¡Centenares de novelas y miles de manuscritos leídos!
Un fragmento de “Otoño en Madrid hacia 1950”, novela del escritor Juan Benet.
Muchos años más tarde conocí a Rafael Vázquez Zamora, un buen hombre alto y desgarbado (que, al decir de Ferlosio, tenía dos voces), con unas gafas como culos de botella, que trabajaba como asesor literario y lector de manuscritos para un editor catalán de cuyo nombre quisiera no acordarme. Era un rufián que una noche calurosa nos invitó a cenar a un restaurante de lujo.

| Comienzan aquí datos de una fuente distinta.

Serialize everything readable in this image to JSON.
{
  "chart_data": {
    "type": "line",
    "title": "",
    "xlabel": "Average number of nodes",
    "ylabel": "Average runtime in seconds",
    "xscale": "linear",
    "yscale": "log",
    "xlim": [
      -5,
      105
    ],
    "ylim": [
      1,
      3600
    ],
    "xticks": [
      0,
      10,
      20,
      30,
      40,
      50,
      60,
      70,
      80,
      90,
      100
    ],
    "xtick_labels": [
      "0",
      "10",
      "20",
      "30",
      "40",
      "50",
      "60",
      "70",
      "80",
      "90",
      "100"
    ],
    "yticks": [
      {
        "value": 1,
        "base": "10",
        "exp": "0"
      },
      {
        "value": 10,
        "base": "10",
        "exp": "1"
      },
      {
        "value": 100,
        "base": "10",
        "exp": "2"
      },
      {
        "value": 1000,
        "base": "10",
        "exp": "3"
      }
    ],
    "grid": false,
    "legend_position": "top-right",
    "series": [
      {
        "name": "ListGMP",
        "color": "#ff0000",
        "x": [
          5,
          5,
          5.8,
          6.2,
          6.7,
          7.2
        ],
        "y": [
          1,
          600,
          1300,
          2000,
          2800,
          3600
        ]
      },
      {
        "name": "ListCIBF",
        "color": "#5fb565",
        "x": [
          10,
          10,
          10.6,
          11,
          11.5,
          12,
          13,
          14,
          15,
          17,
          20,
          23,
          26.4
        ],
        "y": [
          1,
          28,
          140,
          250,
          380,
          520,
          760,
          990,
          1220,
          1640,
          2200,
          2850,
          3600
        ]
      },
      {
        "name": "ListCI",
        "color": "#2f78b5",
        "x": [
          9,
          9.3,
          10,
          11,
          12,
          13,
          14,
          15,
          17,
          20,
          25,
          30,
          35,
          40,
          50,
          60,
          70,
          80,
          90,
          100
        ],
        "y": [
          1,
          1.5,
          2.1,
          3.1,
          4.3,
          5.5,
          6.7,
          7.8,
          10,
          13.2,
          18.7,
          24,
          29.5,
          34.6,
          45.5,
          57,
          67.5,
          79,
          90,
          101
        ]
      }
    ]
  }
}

Para empezar, R.V.Z pidió un gazpacho y cuando le fue servido el caldo se acercó otro reverente camarero a ofrecerle la consabida bandeja múltiple de pan, cebolla, pepino, tomate y no sé qué más picado.
A la oferta del camarero replicó con un distraído “sí” que al no venir acompañado del complementario “basta” obligó al camarero a vaciar sobre su taza todo el contenido del sector pan. Con mucho, R.V.Z. prefería hablar de literatura antes que atender a la composición de su gazpacho; con la cebolla ocurrió lo mismo que con el pan y el caldo: desbordó la taza para inundar el plato; con el pepino, la inundación llegó al mantel y con el tomate, a la falda de mi mujer –sentada a su lado—que me lanzó una mirada de socorro para solicitar una intervención que remediara aquel desastre. Intervención que naturalmente yo no llevé a cabo. Cuando al fin se retiró el camarero, sin un grano en su múltiple bandeja, R.V.Z. se limitó a un somero “gracias” para encargarse con lo que más que a un gazpacho parecían “los estragos de los pasados temporales” tan frecuentes en la prensa de entonces. Después de cenar le acercamos a su casa que nos tomaba de camino.

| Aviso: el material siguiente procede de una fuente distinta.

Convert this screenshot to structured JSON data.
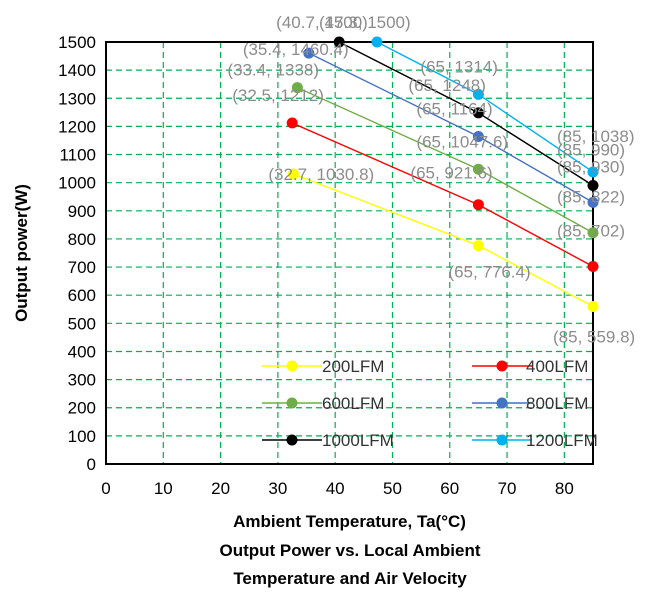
{
  "chart_data": {
    "type": "line",
    "title": "Output Power vs. Local Ambient Temperature and Air Velocity",
    "title_lines": [
      "Output Power vs. Local Ambient",
      "Temperature and Air Velocity"
    ],
    "xlabel": "Ambient Temperature, Ta(°C)",
    "ylabel": "Output power(W)",
    "xlim": [
      0,
      85
    ],
    "ylim": [
      0,
      1500
    ],
    "xticks": [
      0,
      10,
      20,
      30,
      40,
      50,
      60,
      70,
      80
    ],
    "yticks": [
      0,
      100,
      200,
      300,
      400,
      500,
      600,
      700,
      800,
      900,
      1000,
      1100,
      1200,
      1300,
      1400,
      1500
    ],
    "grid": "dashed green",
    "legend_position": "bottom-center",
    "series": [
      {
        "name": "200LFM",
        "color": "#ffff00",
        "points": [
          {
            "x": 32.7,
            "y": 1030.8,
            "label": "(32.7, 1030.8)"
          },
          {
            "x": 65,
            "y": 776.4,
            "label": "(65, 776.4)"
          },
          {
            "x": 85,
            "y": 559.8,
            "label": "(85, 559.8)"
          }
        ]
      },
      {
        "name": "400LFM",
        "color": "#ff0000",
        "points": [
          {
            "x": 32.5,
            "y": 1212,
            "label": "(32.5, 1212)"
          },
          {
            "x": 65,
            "y": 921.6,
            "label": "(65, 921.6)"
          },
          {
            "x": 85,
            "y": 702,
            "label": "(85, 702)"
          }
        ]
      },
      {
        "name": "600LFM",
        "color": "#70ad47",
        "points": [
          {
            "x": 33.4,
            "y": 1338,
            "label": "(33.4, 1338)"
          },
          {
            "x": 65,
            "y": 1047.6,
            "label": "(65, 1047.6)"
          },
          {
            "x": 85,
            "y": 822,
            "label": "(85, 822)"
          }
        ]
      },
      {
        "name": "800LFM",
        "color": "#4472c4",
        "points": [
          {
            "x": 35.4,
            "y": 1460.4,
            "label": "(35.4, 1460.4)"
          },
          {
            "x": 65,
            "y": 1164,
            "label": "(65, 1164)"
          },
          {
            "x": 85,
            "y": 930,
            "label": "(85, 930)"
          }
        ]
      },
      {
        "name": "1000LFM",
        "color": "#000000",
        "points": [
          {
            "x": 40.7,
            "y": 1500,
            "label": "(40.7, 1500)"
          },
          {
            "x": 65,
            "y": 1248,
            "label": "(65, 1248)"
          },
          {
            "x": 85,
            "y": 990,
            "label": "(85, 990)"
          }
        ]
      },
      {
        "name": "1200LFM",
        "color": "#00b0f0",
        "points": [
          {
            "x": 47.3,
            "y": 1500,
            "label": "(47.3, 1500)"
          },
          {
            "x": 65,
            "y": 1314,
            "label": "(65, 1314)"
          },
          {
            "x": 85,
            "y": 1038,
            "label": "(85, 1038)"
          }
        ]
      }
    ]
  }
}
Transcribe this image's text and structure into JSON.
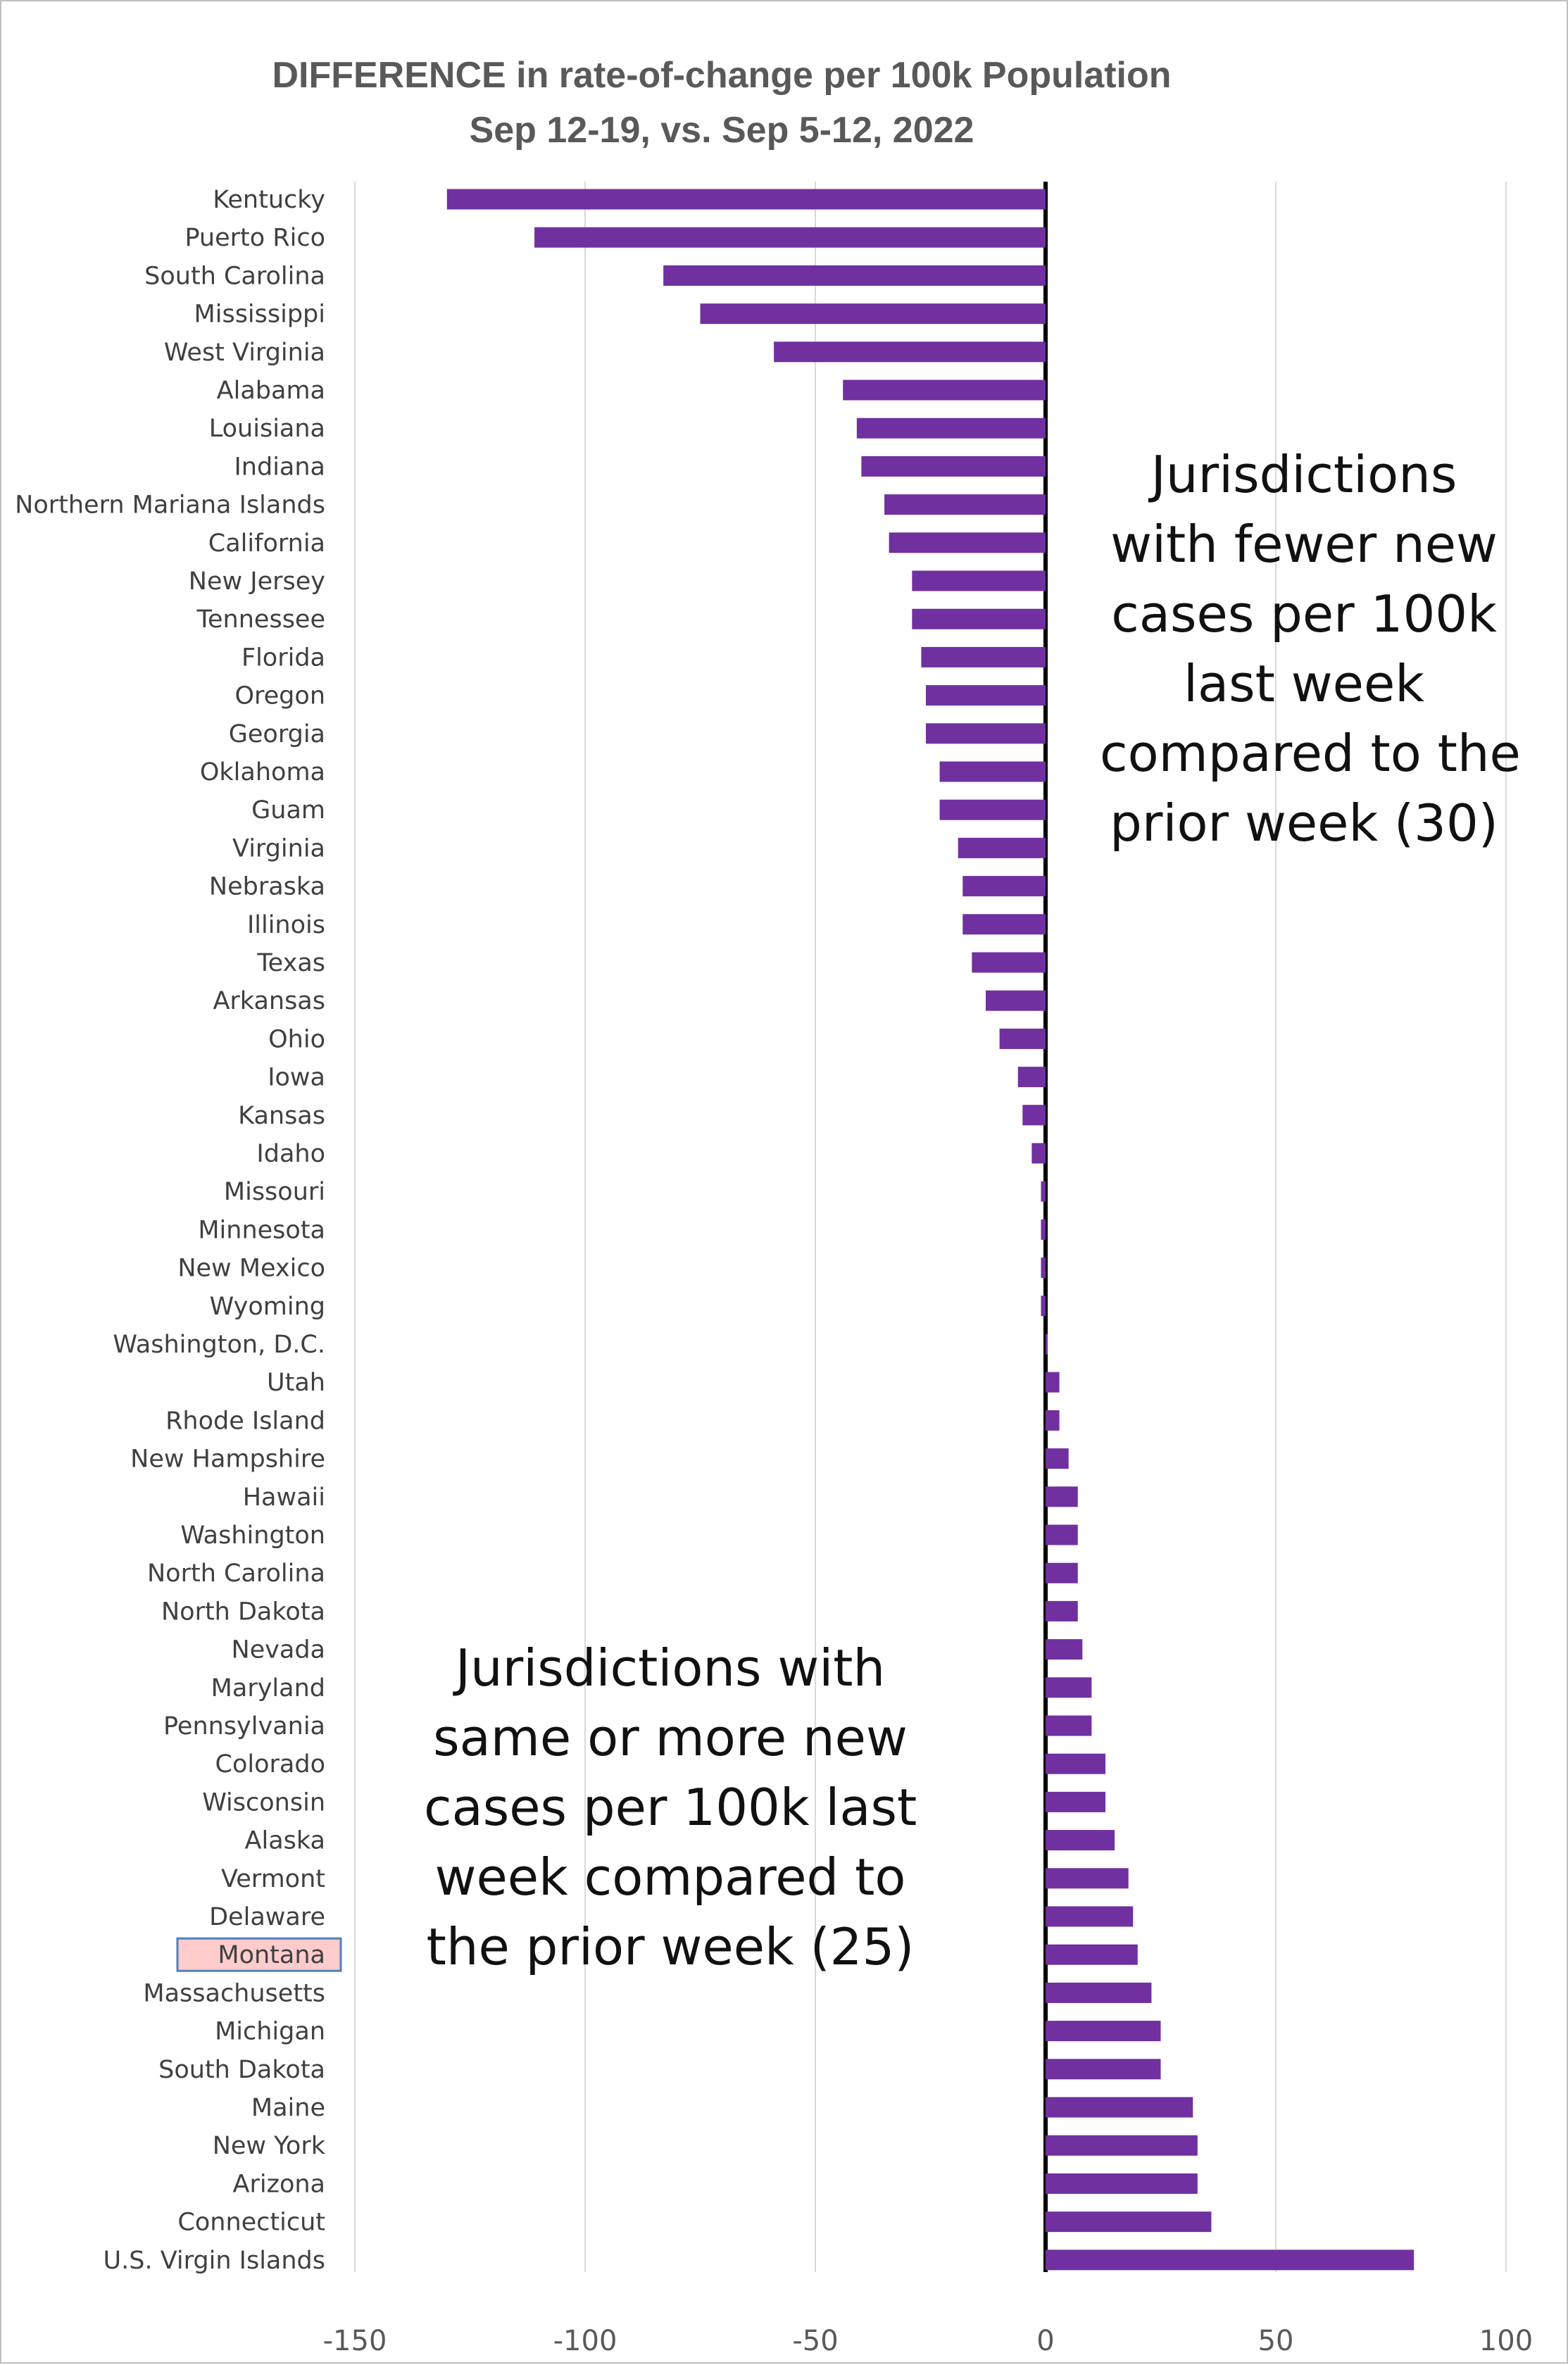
{
  "chart_data": {
    "type": "bar",
    "orientation": "horizontal",
    "title": "DIFFERENCE in rate-of-change per 100k Population",
    "subtitle": "Sep 12-19, vs. Sep 5-12, 2022",
    "xlabel": "",
    "ylabel": "",
    "xlim": [
      -150,
      100
    ],
    "xticks": [
      -150,
      -100,
      -50,
      0,
      50,
      100
    ],
    "grid": true,
    "bar_color": "#7030a0",
    "highlight_fill": "#ffcccc",
    "highlight_border": "#4f81bd",
    "highlighted_category": "Montana",
    "categories": [
      "Kentucky",
      "Puerto Rico",
      "South Carolina",
      "Mississippi",
      "West Virginia",
      "Alabama",
      "Louisiana",
      "Indiana",
      "Northern Mariana Islands",
      "California",
      "New Jersey",
      "Tennessee",
      "Florida",
      "Oregon",
      "Georgia",
      "Oklahoma",
      "Guam",
      "Virginia",
      "Nebraska",
      "Illinois",
      "Texas",
      "Arkansas",
      "Ohio",
      "Iowa",
      "Kansas",
      "Idaho",
      "Missouri",
      "Minnesota",
      "New Mexico",
      "Wyoming",
      "Washington, D.C.",
      "Utah",
      "Rhode Island",
      "New Hampshire",
      "Hawaii",
      "Washington",
      "North Carolina",
      "North Dakota",
      "Nevada",
      "Maryland",
      "Pennsylvania",
      "Colorado",
      "Wisconsin",
      "Alaska",
      "Vermont",
      "Delaware",
      "Montana",
      "Massachusetts",
      "Michigan",
      "South Dakota",
      "Maine",
      "New York",
      "Arizona",
      "Connecticut",
      "U.S. Virgin Islands"
    ],
    "values": [
      -130,
      -111,
      -83,
      -75,
      -59,
      -44,
      -41,
      -40,
      -35,
      -34,
      -29,
      -29,
      -27,
      -26,
      -26,
      -23,
      -23,
      -19,
      -18,
      -18,
      -16,
      -13,
      -10,
      -6,
      -5,
      -3,
      -1,
      -1,
      -1,
      -1,
      0,
      3,
      3,
      5,
      7,
      7,
      7,
      7,
      8,
      10,
      10,
      13,
      13,
      15,
      18,
      19,
      20,
      23,
      25,
      25,
      32,
      33,
      33,
      36,
      80
    ]
  },
  "annotations": {
    "fewer": [
      "Jurisdictions",
      "with fewer new",
      "cases per 100k",
      "last week",
      "compared to the",
      "prior week (30)"
    ],
    "more": [
      "Jurisdictions with",
      "same or more new",
      "cases per 100k last",
      "week compared to",
      "the prior week (25)"
    ]
  }
}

Para rellenar el trayecto le pregunté si leía muchas novelas. “¿Novelas?” y me miró sorprendido. “Quiero decir manuscritos”, corregí un poco cortado. “¡ Manuscritos? ¡Novelas? Oh, sí, cómo no, he leído algunos manuscritos y novelas; sobre todo novelas, muchas novelas; toda clase de novelas, de todo tipo; he leído centenares de novelas, qué digo centenares, miles; miles y miles de novelas, no he hecho otra cosa que leer novelas; millares de novelas, yo creo que he leído todas las novelas”.

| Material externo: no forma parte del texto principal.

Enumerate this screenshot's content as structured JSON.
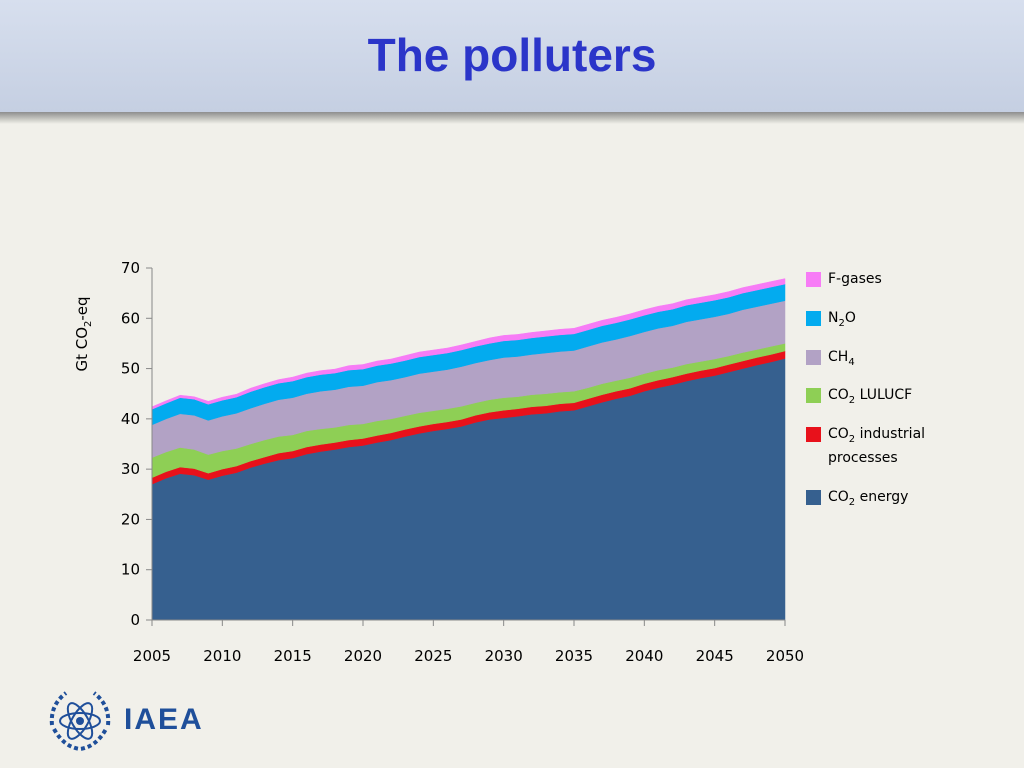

Habíamos llegado al punto donde debía bajarse y yo tendí el brazo para abrir la portezuela; pero no se movía, la mirada clavada en un punto oculto por los gruesos cristales de las gafas, su pensamiento extraviado enlas constelaciones del universo novelístico. Creo que murió poco después –estoy hablando de 1968—y su posterior imagen se quedó grabada en mi memoria: alejándose por las sombras de la avenida de La Habana, mientras repetía: “Novelas, novelas, millares de novelas…” y por encima de la frente agitaba la mano como para despejar los interrogantes de una pesadilla.